Styron admits, in an afterword to the version I read, "Most people were, and are, racist to some degree but at least my racism was not conventional; I wanted to confront and understand blackness." I'm not qualified to answer the question of whether Styron succeeded in his goal - even Styron admits, "... [M]y stranger's perspective might not always ring true to black people" - but I tend to believe that he did not intend Confessions to malign or mis-represent African-Americans. Styron's view of Turner probably is wrong, certainly is incomplete, and is certainly influenced by Styron's whiteness, but this isn't because of racism; it's because "the very fact of a person's otherness to you means there is always something fundamentally hidden about them."

The article in Ebony linked above (an excerpt from a book most recently published as The Second Crucifixion of Nat Turner) suggests Styron wrote the book to paint blacks as dumb, subservient, and degenerate, and Turner himself as an impotent and ineffectual leader. Styron is taking liberties with some of his characterizations, but often they are in the service of showing the evils of slavery. Turner is disgusted at the way Hark submits to the whites, but notes that "the unctuous coating of flattery" is there to disguise a hidden anger. Slavery was evil, and one of its evils was to repress blacks, socially, spiritually, intellectually, even morally. The characters in Confessions are flawed, but their flaws can be read largely as a product of the dysfunctional society surrounding them.

That said, some of Styron's liberties do put a bad taste in my mouth. In the afterword, Styron views Turner as "a dangerous religious lunatic," but he doesn't "want to write about a psychopathic monster," preferring to "demonstrate subtler motives" and "moderate this aspect of his character." This is a fine line to walk. Artistically, he can do whatever he wants, but the very need to moderate and make more subtle strikes me as part of what distances Styron from the black community critical of the book. There are those for whom the scars of racism are fresher, the rage more justified, and Turner's actions are heroic. Turner himself does not show the regret Styron attributes to him, entering a plea of "not guilty" because he says he feels no guilt.

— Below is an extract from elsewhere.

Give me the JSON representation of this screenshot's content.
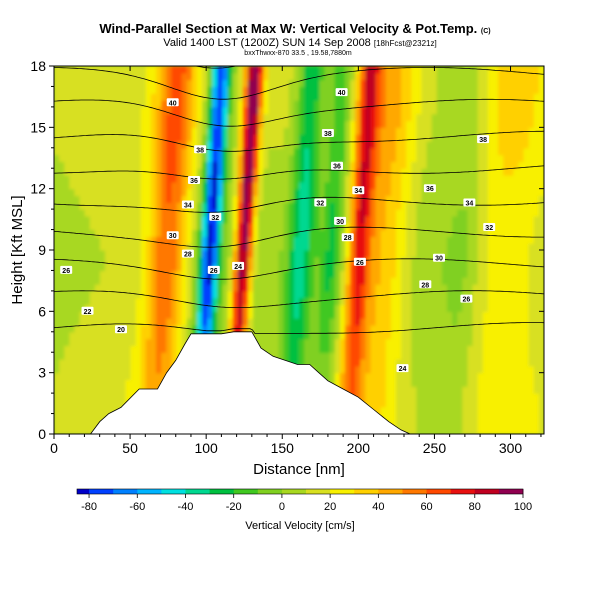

Finally, the imagined relationship between Turner and Margaret Whitehead, the only victim he personally dispatched, is a real stretch. Styron notes that Turner does not mention a wife in his confessions and attributes a pious celibacy to him, assuming an absence of evidence to be an evidence of absence. Styron's Turner finds love, grace, and repentance in Whitehead, though their relationship cannot be consummated (or even acknowledged) in this world. Styron himself says of his representation of the Turner / Whitehead relationship:
No decision I made shows so well the pitfalls waiting for the historical novelist who, however well-intentioned, creates a situation or concept repugnant to idealogues; at the same time, nothing so deftly illustrates the invincible right of the novelist to manipulate historical fact and pursue his intuition concerning that fact to its artistically logical conclusion.
What exactly is an "artistically logical conclusion?" In a sense, fiction is "truer" than non-fiction, because a fiction can be completely true within its imagined world and non-fiction always has to answer to the reality of this one. Styron is writing a world that may be true to itself, but its relationship to this one is dubious. Is that bold, artistic, dishonest, offensive? Probably some of each.